Make the story a script, though, and there’s opportunity for a layered, moving treatise on compassion, friendship and understanding. Sadly, the reason the story remains so powerful is that people will still find a reason – particularly in moments of stress – to turn on what (or who) they don’t understand, even if that that thing ultimately proves itself incredibly valuable.
Director Jenine Collocott and actors James Cairns and Taryn Bennett add some interesting facets to this production, including masks (phenomenally effective, even though some of them only cover a quarter or less of the actors’ faces) and enough physical theatre prowess to stretch two actors to at least half a dozen characters, all of them memorable.
Similarly compact is the clever set, which Cairns and Bennett continuously manipulate to evoke different buildings, as well as marshes, the English Channel, and boats.
James Cairns is arguably the best actor in South Africa at the moment, and his ability to transform into different personae is incredible without the aid of a mask. With those props, and a succession of sumptuous accents that recall everyone from Anthony Hopkins* to Winston Churchill, his performance makes you laugh and then cry (or try not to), depending on which role he’s inhabiting and how profoundly the spectre of war is looming at the time.
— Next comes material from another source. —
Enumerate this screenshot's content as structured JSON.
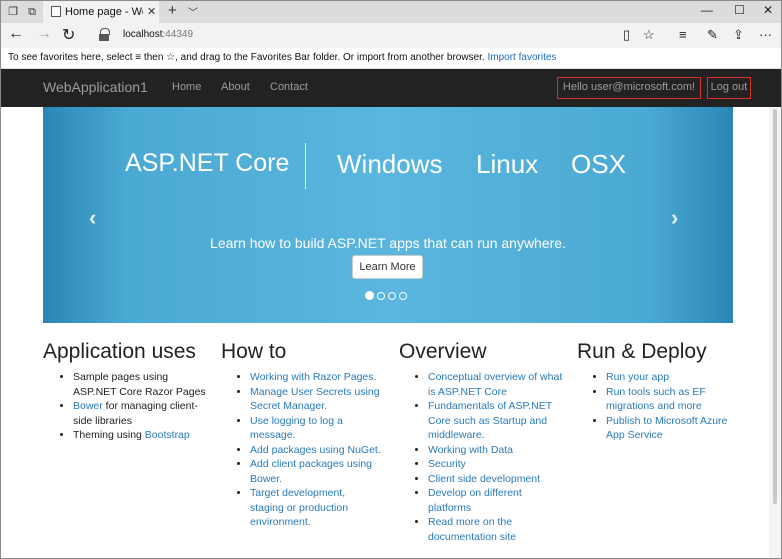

Taryn Bennett, a sparkling counterpoint to Cairns in his play Sie Weiss Alles – similar production values to this piece in that it was small and fairly plain to look at, with a devastating script, brilliantly acted – is equally good here. Her Fritha is the only child character, injected with exponentially more energy than most of the adults, bar and elderly postmistress who gets some of the loudest laughs for her antics, spiced as they are with varying doses of eccentricity and old-fashioned prejudice.
The pair’s onstage chemistry, the final piece in the puzzle, is predictably (they’re married) superb. All of this craft and warmth allied with a story with such emotional weight makes The Snow Goose a play that, given enough platforms on which to be performed, deserves to run for as long as the book it is based on has been on shelves.